Bab 4 Nasehat Mama
Setelah kepergian Amanda, Celine duduk kembali di ruangannya. Tangannya refleks meraih cangkir kopi yang sudah dingin, tapi kali ini tak sempat disesap.
Ponselnya bergetar.
Di layar tertulis:
Mama
Celine terdiam sejenak. Ia tahu, jika ibunya menelepon di jam kerja seperti ini, pasti ada yang penting. Ia segera mengangkat.
“Hallo, Ma?” suaranya pelan, berusaha terdengar biasa.
“Celine?” suara Mama di seberang terdengar lembut, tapi penuh rasa ingin tahu. “Kamu baik-baik saja, Nak?”
Celine tersenyum miris. “Iya. Baru aja selesai ketemu tamu penting.”
“Hm… tamu penting? Atau tamu istimewa?” Suara Mama seperti mengendus sesuatu.

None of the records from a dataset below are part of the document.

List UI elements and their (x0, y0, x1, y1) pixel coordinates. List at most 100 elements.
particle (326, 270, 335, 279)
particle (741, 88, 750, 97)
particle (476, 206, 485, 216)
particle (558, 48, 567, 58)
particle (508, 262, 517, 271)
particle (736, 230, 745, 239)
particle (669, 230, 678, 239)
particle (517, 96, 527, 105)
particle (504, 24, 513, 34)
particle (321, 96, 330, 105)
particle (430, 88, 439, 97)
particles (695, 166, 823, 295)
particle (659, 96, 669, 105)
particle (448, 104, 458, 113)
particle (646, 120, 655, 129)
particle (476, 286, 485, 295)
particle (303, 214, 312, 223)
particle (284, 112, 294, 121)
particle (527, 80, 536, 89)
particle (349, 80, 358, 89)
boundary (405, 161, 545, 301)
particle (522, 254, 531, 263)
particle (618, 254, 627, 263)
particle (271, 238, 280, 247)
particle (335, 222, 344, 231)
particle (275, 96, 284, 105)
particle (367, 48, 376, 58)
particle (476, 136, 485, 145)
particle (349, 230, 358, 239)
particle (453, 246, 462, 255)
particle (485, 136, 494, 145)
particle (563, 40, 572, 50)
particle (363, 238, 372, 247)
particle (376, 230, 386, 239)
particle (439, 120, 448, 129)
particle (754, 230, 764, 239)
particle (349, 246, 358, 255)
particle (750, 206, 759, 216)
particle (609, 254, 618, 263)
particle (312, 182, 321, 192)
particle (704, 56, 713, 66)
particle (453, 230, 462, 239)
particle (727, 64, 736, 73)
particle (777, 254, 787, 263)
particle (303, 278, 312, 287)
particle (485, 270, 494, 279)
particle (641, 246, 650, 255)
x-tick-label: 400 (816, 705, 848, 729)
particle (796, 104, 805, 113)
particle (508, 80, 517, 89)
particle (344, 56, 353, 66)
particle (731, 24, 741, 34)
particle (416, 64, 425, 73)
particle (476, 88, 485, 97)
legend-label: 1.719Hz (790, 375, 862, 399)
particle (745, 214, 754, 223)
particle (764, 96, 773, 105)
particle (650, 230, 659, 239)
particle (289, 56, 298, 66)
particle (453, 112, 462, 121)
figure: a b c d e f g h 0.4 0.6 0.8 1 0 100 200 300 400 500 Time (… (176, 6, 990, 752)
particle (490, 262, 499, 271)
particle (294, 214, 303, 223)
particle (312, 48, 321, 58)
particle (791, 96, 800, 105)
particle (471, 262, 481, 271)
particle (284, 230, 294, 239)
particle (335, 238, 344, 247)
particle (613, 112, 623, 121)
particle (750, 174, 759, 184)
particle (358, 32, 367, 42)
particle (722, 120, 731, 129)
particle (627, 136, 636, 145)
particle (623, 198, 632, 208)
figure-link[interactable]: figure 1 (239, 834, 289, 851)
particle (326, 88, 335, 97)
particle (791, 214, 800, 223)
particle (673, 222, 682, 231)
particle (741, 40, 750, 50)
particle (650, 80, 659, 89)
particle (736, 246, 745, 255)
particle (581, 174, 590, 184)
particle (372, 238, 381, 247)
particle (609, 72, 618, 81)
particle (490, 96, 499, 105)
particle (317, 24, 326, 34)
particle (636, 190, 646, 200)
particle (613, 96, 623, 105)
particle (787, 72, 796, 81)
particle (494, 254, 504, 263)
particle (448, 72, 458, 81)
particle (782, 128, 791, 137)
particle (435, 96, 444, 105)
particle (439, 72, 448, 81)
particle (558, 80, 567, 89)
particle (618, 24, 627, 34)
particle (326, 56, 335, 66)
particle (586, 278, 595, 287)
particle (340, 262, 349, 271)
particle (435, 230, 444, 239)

Celine terdiam beberapa detik, lalu menghela napas. “Mama udah dengar dari siapa?”
“Tante Agnes. Dia bilang temennya, si Bu Amanda, baru aja main ke kantor kamu. Katanya nyari tahu soal kamu.”
Celine mengusap kening. “Cepet banget ya gosip nyebar.”
“Kamu tuh kenapa nggak cerita dari awal?” suara Mama mulai terdengar cemas. “Kamu deket sama cowok muda? Elan, anaknya Amanda itu?”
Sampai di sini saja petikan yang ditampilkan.